Quatre points méritent d’être retenus :

  • Il ne faut pas croire que les sucres simples sont un poison. Ce ne sont pas les « -oses » (dextrose, fructose, glucose, sucrose, etc.) qui sont le problème, mais bien leur surconsommation. Une quantité raisonnable de sucres n’est pas nuisible en soi, mais la quantité généralement consommée aujourd’hui l’est assurément.
  • Les sucres naturels simples mais non raffinés, tels que le sucre brut ou la mélasse, sont un choix plus sain que les mêmes sucres raffinés.
  • Les sucres naturels, non raffinés, tels que le miel, le sirop d’érable ou les fruits entiers ou séchés, ont même des propriétés qui sont bénéfiques pour la santé, pourvu qu’ils soient consommés raisonnablement.
  • Les édulcorants artificiels, souvent utilisés pour remplacer le sucre, sont probablement un plus grand mal que celui que l’on cherche à remplacer. En effet, des études ont démontré que les édulcorants artificiels induisent aussi la résistance à l’insuline en modifiant la flore (microbiote) intestinale. Or, nous avons vu dans le numéro précédent de Vitalité Québec à quel point cette flore est essentielle pour une santé optimale.

 

SOLUTIONS

Réduisez votre consommation quotidienne de sucres à un minimum. Reprogrammez vos papilles gustatives en consommant de moins en moins de sucres.

Lorsque vous « devez » utiliser du sucre, dans une recette par exemple, préférez les sucres complets tels que le miel, le sirop d’érable ou le sucre brut. Vous pouvez aussi avoir recours à certains édulcorants naturels, tels que le stévia ou le xylitol ;

Préférez les fruits frais ou séchés pour les collations quotidiennes. Mais attention aux excès de fruits.

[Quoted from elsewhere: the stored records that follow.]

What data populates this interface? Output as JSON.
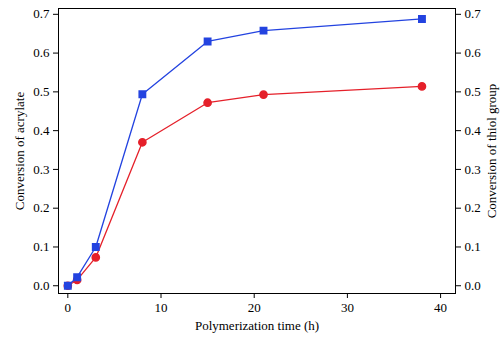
{
  "chart_data": {
    "type": "line",
    "xlabel": "Polymerization time (h)",
    "ylabel": "Conversion of acrylate",
    "y2label": "Conversion of thiol group",
    "x": [
      0,
      1,
      3,
      8,
      15,
      21,
      38
    ],
    "xlim": [
      -1,
      41.6
    ],
    "xticks": [
      0,
      10,
      20,
      30,
      40
    ],
    "ylim": [
      -0.02,
      0.715
    ],
    "yticks": [
      {
        "value": 0,
        "label": "0.0"
      },
      {
        "value": 0.1,
        "label": "0.1"
      },
      {
        "value": 0.2,
        "label": "0.2"
      },
      {
        "value": 0.3,
        "label": "0.3"
      },
      {
        "value": 0.4,
        "label": "0.4"
      },
      {
        "value": 0.5,
        "label": "0.5"
      },
      {
        "value": 0.6,
        "label": "0.6"
      },
      {
        "value": 0.7,
        "label": "0.7"
      }
    ],
    "y2lim": [
      -0.02,
      0.715
    ],
    "y2ticks": [
      {
        "value": 0,
        "label": "0.0"
      },
      {
        "value": 0.1,
        "label": "0.1"
      },
      {
        "value": 0.2,
        "label": "0.2"
      },
      {
        "value": 0.3,
        "label": "0.3"
      },
      {
        "value": 0.4,
        "label": "0.4"
      },
      {
        "value": 0.5,
        "label": "0.5"
      },
      {
        "value": 0.6,
        "label": "0.6"
      },
      {
        "value": 0.7,
        "label": "0.7"
      }
    ],
    "series": [
      {
        "color": "#e5202a",
        "marker": "circle",
        "values": [
          0,
          0.015,
          0.073,
          0.37,
          0.472,
          0.493,
          0.514
        ]
      },
      {
        "color": "#2343e0",
        "marker": "square",
        "axis": "y2",
        "values": [
          0,
          0.022,
          0.1,
          0.494,
          0.63,
          0.658,
          0.688
        ]
      }
    ]
  }
}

De plus, évitez en général les jus de fruits, même les jus de fruits naturels ;

Si vous aimez le chocolat, convertissez-vous au chocolat ayant au moins 75 % de cacao. Plus il y a de cacao, moins il y a de sucre;

Gardez la consommation de douceurs sucrées « ordinaires » pour les occasions spéciales. Vous les apprécierez davantage ;

Finalement, l’exercice aide à « brûler » les calories supplémentaires fournies par le sucre tout en aidant à réduire la résistance à l’insuline. Donc, moins de sucre et plus de sport.

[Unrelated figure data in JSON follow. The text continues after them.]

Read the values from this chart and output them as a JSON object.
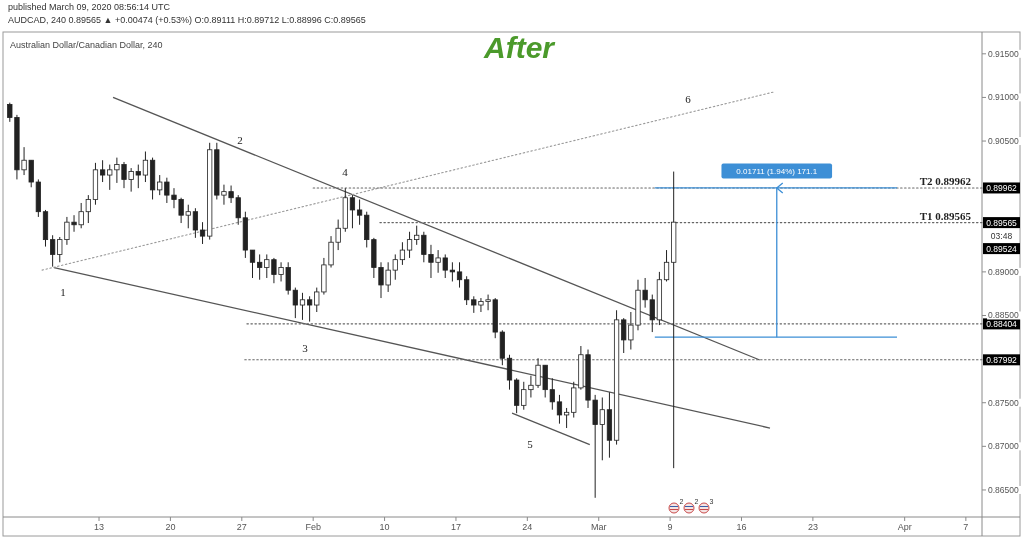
{
  "chart_data": {
    "type": "candlestick",
    "title": "After",
    "subtitle": "Australian Dollar/Canadian Dollar, 240",
    "color": "#222222",
    "xlim": [
      "2020-01-03T14:00",
      "2020-04-08T14:00"
    ],
    "xticks": [
      {
        "value": "2020-01-13",
        "label": "13"
      },
      {
        "value": "2020-01-20",
        "label": "20"
      },
      {
        "value": "2020-01-27",
        "label": "27"
      },
      {
        "value": "2020-02-03",
        "label": "Feb"
      },
      {
        "value": "2020-02-10",
        "label": "10"
      },
      {
        "value": "2020-02-17",
        "label": "17"
      },
      {
        "value": "2020-02-24",
        "label": "24"
      },
      {
        "value": "2020-03-02",
        "label": "Mar"
      },
      {
        "value": "2020-03-09",
        "label": "9"
      },
      {
        "value": "2020-03-16",
        "label": "16"
      },
      {
        "value": "2020-03-23",
        "label": "23"
      },
      {
        "value": "2020-04-01",
        "label": "Apr"
      },
      {
        "value": "2020-04-07",
        "label": "7"
      }
    ],
    "ylim": [
      0.8619,
      0.9175
    ],
    "yticks": [
      {
        "value": 0.865,
        "label": "0.86500"
      },
      {
        "value": 0.87,
        "label": "0.87000"
      },
      {
        "value": 0.875,
        "label": "0.87500"
      },
      {
        "value": 0.885,
        "label": "0.88500"
      },
      {
        "value": 0.89,
        "label": "0.89000"
      },
      {
        "value": 0.905,
        "label": "0.90500"
      },
      {
        "value": 0.91,
        "label": "0.91000"
      },
      {
        "value": 0.915,
        "label": "0.91500"
      }
    ],
    "x": [
      "2020-01-04T06:00",
      "2020-01-04T22:48",
      "2020-01-05T15:36",
      "2020-01-06T08:24",
      "2020-01-07T01:12",
      "2020-01-07T18:00",
      "2020-01-08T10:48",
      "2020-01-09T03:36",
      "2020-01-09T20:24",
      "2020-01-10T13:12",
      "2020-01-11T06:00",
      "2020-01-11T22:48",
      "2020-01-12T15:36",
      "2020-01-13T08:24",
      "2020-01-14T01:12",
      "2020-01-14T18:00",
      "2020-01-15T10:48",
      "2020-01-16T03:36",
      "2020-01-16T20:24",
      "2020-01-17T13:12",
      "2020-01-18T06:00",
      "2020-01-18T22:48",
      "2020-01-19T15:36",
      "2020-01-20T08:24",
      "2020-01-21T01:12",
      "2020-01-21T18:00",
      "2020-01-22T10:48",
      "2020-01-23T03:36",
      "2020-01-23T20:24",
      "2020-01-24T13:12",
      "2020-01-25T06:00",
      "2020-01-25T22:48",
      "2020-01-26T15:36",
      "2020-01-27T08:24",
      "2020-01-28T01:12",
      "2020-01-28T18:00",
      "2020-01-29T10:48",
      "2020-01-30T03:36",
      "2020-01-30T20:24",
      "2020-01-31T13:12",
      "2020-02-01T06:00",
      "2020-02-01T22:48",
      "2020-02-02T15:36",
      "2020-02-03T08:24",
      "2020-02-04T01:12",
      "2020-02-04T18:00",
      "2020-02-05T10:48",
      "2020-02-06T03:36",
      "2020-02-06T20:24",
      "2020-02-07T13:12",
      "2020-02-08T06:00",
      "2020-02-08T22:48",
      "2020-02-09T15:36",
      "2020-02-10T08:24",
      "2020-02-11T01:12",
      "2020-02-11T18:00",
      "2020-02-12T10:48",
      "2020-02-13T03:36",
      "2020-02-13T20:24",
      "2020-02-14T13:12",
      "2020-02-15T06:00",
      "2020-02-15T22:48",
      "2020-02-16T15:36",
      "2020-02-17T08:24",
      "2020-02-18T01:12",
      "2020-02-18T18:00",
      "2020-02-19T10:48",
      "2020-02-20T03:36",
      "2020-02-20T20:24",
      "2020-02-21T13:12",
      "2020-02-22T06:00",
      "2020-02-22T22:48",
      "2020-02-23T15:36",
      "2020-02-24T08:24",
      "2020-02-25T01:12",
      "2020-02-25T18:00",
      "2020-02-26T10:48",
      "2020-02-27T03:36",
      "2020-02-27T20:24",
      "2020-02-28T13:12",
      "2020-02-29T06:00",
      "2020-02-29T22:48",
      "2020-03-01T15:36",
      "2020-03-02T08:24",
      "2020-03-03T01:12",
      "2020-03-03T18:00",
      "2020-03-04T10:48",
      "2020-03-05T03:36",
      "2020-03-05T20:24",
      "2020-03-06T13:12",
      "2020-03-07T06:00",
      "2020-03-07T22:48",
      "2020-03-08T15:36",
      "2020-03-09T08:24"
    ],
    "ohlc": [
      [
        0.9092,
        0.9094,
        0.9072,
        0.9077
      ],
      [
        0.9077,
        0.908,
        0.9006,
        0.9017
      ],
      [
        0.9017,
        0.9043,
        0.9011,
        0.9028
      ],
      [
        0.9028,
        0.9028,
        0.8997,
        0.9003
      ],
      [
        0.9003,
        0.9006,
        0.8963,
        0.8969
      ],
      [
        0.8969,
        0.8971,
        0.8929,
        0.8937
      ],
      [
        0.8937,
        0.8942,
        0.8906,
        0.892
      ],
      [
        0.892,
        0.894,
        0.8911,
        0.8937
      ],
      [
        0.8937,
        0.8963,
        0.8931,
        0.8957
      ],
      [
        0.8957,
        0.8965,
        0.8946,
        0.8954
      ],
      [
        0.8954,
        0.8979,
        0.895,
        0.8969
      ],
      [
        0.8969,
        0.8988,
        0.8956,
        0.8983
      ],
      [
        0.8983,
        0.9025,
        0.8977,
        0.9017
      ],
      [
        0.9017,
        0.9028,
        0.9003,
        0.9011
      ],
      [
        0.9011,
        0.9023,
        0.8994,
        0.9017
      ],
      [
        0.9017,
        0.9031,
        0.9002,
        0.9023
      ],
      [
        0.9023,
        0.9026,
        0.8996,
        0.9006
      ],
      [
        0.9006,
        0.9019,
        0.8992,
        0.9015
      ],
      [
        0.9015,
        0.9023,
        0.8996,
        0.9011
      ],
      [
        0.9011,
        0.9038,
        0.9003,
        0.9028
      ],
      [
        0.9028,
        0.9031,
        0.8983,
        0.8994
      ],
      [
        0.8994,
        0.9011,
        0.8988,
        0.9003
      ],
      [
        0.9003,
        0.9008,
        0.8979,
        0.8988
      ],
      [
        0.8988,
        0.8996,
        0.8973,
        0.8983
      ],
      [
        0.8983,
        0.8985,
        0.8956,
        0.8965
      ],
      [
        0.8965,
        0.8977,
        0.895,
        0.8969
      ],
      [
        0.8969,
        0.8973,
        0.8939,
        0.8948
      ],
      [
        0.8948,
        0.8957,
        0.8932,
        0.8941
      ],
      [
        0.8941,
        0.9048,
        0.8937,
        0.904
      ],
      [
        0.904,
        0.9048,
        0.8983,
        0.8988
      ],
      [
        0.8988,
        0.9,
        0.8977,
        0.8992
      ],
      [
        0.8992,
        0.8999,
        0.8979,
        0.8985
      ],
      [
        0.8985,
        0.8988,
        0.8954,
        0.8962
      ],
      [
        0.8962,
        0.8969,
        0.8916,
        0.8925
      ],
      [
        0.8925,
        0.8925,
        0.8893,
        0.8911
      ],
      [
        0.8911,
        0.892,
        0.8891,
        0.8905
      ],
      [
        0.8905,
        0.892,
        0.8893,
        0.8914
      ],
      [
        0.8914,
        0.8916,
        0.8887,
        0.8897
      ],
      [
        0.8897,
        0.8911,
        0.8889,
        0.8905
      ],
      [
        0.8905,
        0.8911,
        0.8874,
        0.8879
      ],
      [
        0.8879,
        0.8882,
        0.8847,
        0.8862
      ],
      [
        0.8862,
        0.8876,
        0.8845,
        0.8868
      ],
      [
        0.8868,
        0.8872,
        0.8843,
        0.8862
      ],
      [
        0.8862,
        0.8882,
        0.8854,
        0.8877
      ],
      [
        0.8877,
        0.8916,
        0.8874,
        0.8908
      ],
      [
        0.8908,
        0.8941,
        0.8905,
        0.8934
      ],
      [
        0.8934,
        0.896,
        0.8925,
        0.895
      ],
      [
        0.895,
        0.8996,
        0.8946,
        0.8985
      ],
      [
        0.8985,
        0.8988,
        0.895,
        0.8971
      ],
      [
        0.8971,
        0.8983,
        0.8954,
        0.8965
      ],
      [
        0.8965,
        0.8969,
        0.8928,
        0.8937
      ],
      [
        0.8937,
        0.8939,
        0.8893,
        0.8905
      ],
      [
        0.8905,
        0.8911,
        0.887,
        0.8885
      ],
      [
        0.8885,
        0.8911,
        0.8877,
        0.8902
      ],
      [
        0.8902,
        0.892,
        0.8891,
        0.8914
      ],
      [
        0.8914,
        0.8934,
        0.8908,
        0.8925
      ],
      [
        0.8925,
        0.8946,
        0.8916,
        0.8937
      ],
      [
        0.8937,
        0.8953,
        0.8931,
        0.8942
      ],
      [
        0.8942,
        0.8946,
        0.8911,
        0.892
      ],
      [
        0.892,
        0.8931,
        0.8893,
        0.8911
      ],
      [
        0.8911,
        0.8925,
        0.8899,
        0.8916
      ],
      [
        0.8916,
        0.892,
        0.8893,
        0.8902
      ],
      [
        0.8902,
        0.8911,
        0.8889,
        0.89
      ],
      [
        0.89,
        0.8911,
        0.8882,
        0.8891
      ],
      [
        0.8891,
        0.8895,
        0.8862,
        0.8868
      ],
      [
        0.8868,
        0.8872,
        0.8853,
        0.8862
      ],
      [
        0.8862,
        0.887,
        0.8854,
        0.8866
      ],
      [
        0.8866,
        0.8874,
        0.8856,
        0.8868
      ],
      [
        0.8868,
        0.887,
        0.8824,
        0.8831
      ],
      [
        0.8831,
        0.8833,
        0.8793,
        0.8801
      ],
      [
        0.8801,
        0.8805,
        0.8765,
        0.8776
      ],
      [
        0.8776,
        0.8778,
        0.8738,
        0.8747
      ],
      [
        0.8747,
        0.8774,
        0.8742,
        0.8765
      ],
      [
        0.8765,
        0.8781,
        0.8756,
        0.877
      ],
      [
        0.877,
        0.8801,
        0.8767,
        0.8793
      ],
      [
        0.8793,
        0.8793,
        0.8756,
        0.8765
      ],
      [
        0.8765,
        0.8778,
        0.8742,
        0.8751
      ],
      [
        0.8751,
        0.8759,
        0.8726,
        0.8736
      ],
      [
        0.8736,
        0.8744,
        0.8721,
        0.8739
      ],
      [
        0.8739,
        0.8774,
        0.8733,
        0.8767
      ],
      [
        0.8767,
        0.8815,
        0.8765,
        0.8805
      ],
      [
        0.8805,
        0.8811,
        0.8744,
        0.8753
      ],
      [
        0.8753,
        0.8759,
        0.8641,
        0.8725
      ],
      [
        0.8725,
        0.8756,
        0.8684,
        0.8742
      ],
      [
        0.8742,
        0.8762,
        0.8687,
        0.8707
      ],
      [
        0.8707,
        0.8856,
        0.8702,
        0.8845
      ],
      [
        0.8845,
        0.8847,
        0.8807,
        0.8822
      ],
      [
        0.8822,
        0.8854,
        0.8811,
        0.8839
      ],
      [
        0.8839,
        0.8891,
        0.8833,
        0.8879
      ],
      [
        0.8879,
        0.8893,
        0.8859,
        0.8868
      ],
      [
        0.8868,
        0.8874,
        0.8831,
        0.8845
      ],
      [
        0.8845,
        0.89,
        0.8839,
        0.8891
      ],
      [
        0.8891,
        0.8925,
        0.8889,
        0.8911
      ],
      [
        0.8911,
        0.9015,
        0.8675,
        0.8957
      ]
    ],
    "series": [
      {
        "type": "line",
        "color": "#555555",
        "line_style": "solid",
        "x": [
          "2020-01-14T09:00",
          "2020-03-17T19:00"
        ],
        "values": [
          0.91,
          0.8799
        ]
      },
      {
        "type": "line",
        "color": "#555555",
        "line_style": "solid",
        "x": [
          "2020-01-08T14:00",
          "2020-03-18T19:00"
        ],
        "values": [
          0.8905,
          0.8721
        ]
      },
      {
        "type": "line",
        "color": "#999999",
        "line_style": "dotted",
        "x": [
          "2020-01-07T10:00",
          "2020-03-19T02:00"
        ],
        "values": [
          0.8902,
          0.9106
        ]
      },
      {
        "type": "line",
        "color": "#555555",
        "line_style": "solid",
        "x": [
          "2020-02-22T12:00",
          "2020-03-01T03:00"
        ],
        "values": [
          0.8738,
          0.8702
        ]
      },
      {
        "type": "line",
        "color": "#666666",
        "line_style": "dotted",
        "x": [
          "2020-02-03T00:00",
          "2020-04-08T14:00"
        ],
        "values": [
          0.89962,
          0.89962
        ],
        "value_labels": [
          null,
          "0.89962"
        ]
      },
      {
        "type": "line",
        "color": "#666666",
        "line_style": "dotted",
        "x": [
          "2020-02-09T13:00",
          "2020-04-08T14:00"
        ],
        "values": [
          0.89565,
          0.89565
        ],
        "value_labels": [
          null,
          "0.89565"
        ]
      },
      {
        "type": "line",
        "color": "#666666",
        "line_style": "dotted",
        "x": [
          "2020-01-27T12:00",
          "2020-04-08T14:00"
        ],
        "values": [
          0.88404,
          0.88404
        ],
        "value_labels": [
          null,
          "0.88404"
        ]
      },
      {
        "type": "line",
        "color": "#666666",
        "line_style": "dotted",
        "x": [
          "2020-01-27T07:00",
          "2020-04-08T14:00"
        ],
        "values": [
          0.87992,
          0.87992
        ],
        "value_labels": [
          null,
          "0.87992"
        ]
      },
      {
        "type": "line",
        "color": "#3d8fd6",
        "line_style": "solid",
        "x": [
          "2020-03-07T12:00",
          "2020-03-31T06:00"
        ],
        "values": [
          0.89962,
          0.89962
        ]
      },
      {
        "type": "line",
        "color": "#3d8fd6",
        "line_style": "solid",
        "x": [
          "2020-03-07T12:00",
          "2020-03-31T06:00"
        ],
        "values": [
          0.88251,
          0.88251
        ]
      },
      {
        "type": "line",
        "color": "#3d8fd6",
        "line_style": "solid",
        "x": [
          "2020-03-19T11:00",
          "2020-03-19T11:00"
        ],
        "values": [
          0.88251,
          0.89962
        ]
      }
    ],
    "annotations": [
      "published March 09, 2020 08:56:14 UTC",
      "AUDCAD, 240 0.89565 ▲ +0.00474 (+0.53%) O:0.89111 H:0.89712 L:0.88996 C:0.89565",
      "2",
      "2",
      "3",
      "1",
      "2",
      "3",
      "4",
      "5",
      "6",
      {
        "text": "03:48",
        "x": "2020-04-08T14:00",
        "y": 0.89565
      },
      {
        "text": "T2 0.89962",
        "x": "2020-04-05T00:00",
        "y": 0.89962
      },
      {
        "text": "T1 0.89565",
        "x": "2020-04-05T00:00",
        "y": 0.89565
      },
      {
        "text": "0.01711 (1.94%) 171.1",
        "x": "2020-03-19T11:00",
        "y": 0.89962
      },
      {
        "text": "0.89524",
        "x": "2020-04-08T14:00",
        "y": 0.89524
      }
    ]
  }
}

Au début du XXe siècle, le Dr Weston Price avait visité diverses populations « primitives » autour du globe. Il avait alors constaté que l’augmentation des maladies dégénératives était directement proportionnelle à l’augmentation de la consommation d’aliments raffinés, dont le sucre. Price, Graham et Macfadden avaient raison, le sucre peut être néfaste. Que diraient-ils, s’ils nous observaient aujourd’hui ? Nous ne pouvons qu’imaginer leur désarroi en constatant la quantité de sucre consommé de nos jours. Plus de doute possible, il est devenu très néfaste, un poison. Nous devons en réduire la consommation, si nous voulons avoir une santé optimale.